Lee Tiedrich, Visiting Professor of the Practice at the College of Information, University of Maryland

At the federal level, President Donald Trump signed an executive order on June 2 that establishes a framework for the federal government to vet the national security risks of the most advanced AI systems for up to 30 days before their public release. Participation by AI developers would be voluntary. The order creates a process for frontier labs, including companies like Anthropic, OpenAI, and Google, to voluntarily share cutting-edge AI models to secure critical infrastructure and strengthen the government's cyber defenses.

However, the voluntary nature of the framework has drawn scrutiny. Juan Londoño, a policy analyst at the libertarian-leaning Cato Institute, said the order is imperfect but "a step in the right direction to prepare the nation for the release of advanced AI systems." He applauded the voluntary approach but expressed concern about the vagueness of how the government, led by the director of the National Security Agency, will decide which AI models qualify for scrutiny.

Why Does This Matter Now?

The urgency of building governance infrastructure has intensified as AI capabilities advance rapidly. Anthropic's April announcement of its most advanced AI model, called Claude Mythos, prompted Treasury Secretary Scott Bessent and Federal Reserve Chair Jerome Powell to convene an urgent meeting with Wall Street CEOs, warning them about the risks posed by Mythos' apparent ability to find cybersecurity vulnerabilities in the world's software.
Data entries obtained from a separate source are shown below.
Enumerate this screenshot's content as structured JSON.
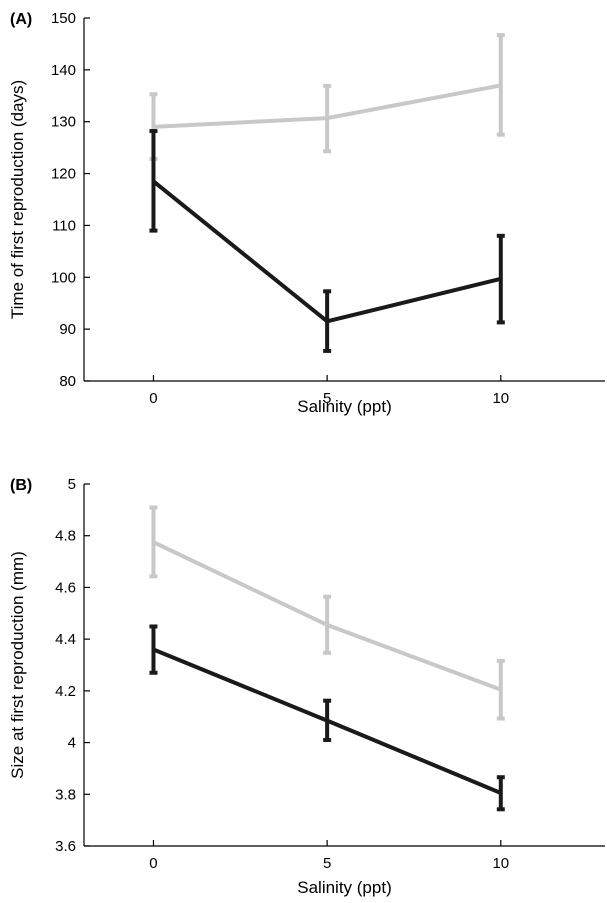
{
  "chart_data": [
    {
      "type": "line",
      "panel_label": "(A)",
      "xlabel": "Salinity (ppt)",
      "ylabel": "Time of first reproduction (days)",
      "x": [
        0,
        5,
        10
      ],
      "xlim": [
        -2,
        13
      ],
      "ylim": [
        80,
        150
      ],
      "xticks": [
        0,
        5,
        10
      ],
      "yticks": [
        80,
        90,
        100,
        110,
        120,
        130,
        140,
        150
      ],
      "grid": false,
      "series": [
        {
          "color": "#c8c8c8",
          "values": [
            129,
            130.7,
            137
          ],
          "error_low": [
            122.8,
            124.3,
            127.5
          ],
          "error_high": [
            135.3,
            136.9,
            146.7
          ]
        },
        {
          "color": "#1a1a1a",
          "values": [
            118.5,
            91.5,
            99.7
          ],
          "error_low": [
            109,
            85.8,
            91.3
          ],
          "error_high": [
            128.2,
            97.3,
            108
          ]
        }
      ]
    },
    {
      "type": "line",
      "panel_label": "(B)",
      "xlabel": "Salinity (ppt)",
      "ylabel": "Size at first reproduction (mm)",
      "x": [
        0,
        5,
        10
      ],
      "xlim": [
        -2,
        13
      ],
      "ylim": [
        3.6,
        5
      ],
      "xticks": [
        0,
        5,
        10
      ],
      "yticks": [
        3.6,
        3.8,
        4,
        4.2,
        4.4,
        4.6,
        4.8,
        5
      ],
      "grid": false,
      "series": [
        {
          "color": "#c8c8c8",
          "values": [
            4.775,
            4.455,
            4.205
          ],
          "error_low": [
            4.643,
            4.347,
            4.093
          ],
          "error_high": [
            4.909,
            4.564,
            4.316
          ]
        },
        {
          "color": "#1a1a1a",
          "values": [
            4.36,
            4.085,
            3.805
          ],
          "error_low": [
            4.27,
            4.01,
            3.742
          ],
          "error_high": [
            4.449,
            4.162,
            3.866
          ]
        }
      ]
    }
  ]
}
Anthropic has limited access to Mythos to only a small group of trusted partners, though it expanded that group by another 150 organizations as of early June.

The challenges of the next few years will unfold in a field where the rules are still being written, and where the people writing them matter enormously. Through initiatives like the University of Maryland's Artificial Intelligence Interdisciplinary Institute, academic institutions are ensuring they have a seat at the table as governance frameworks take shape. The goal is clear: build the infrastructure that allows laws to work, not just pass laws and hope they stick.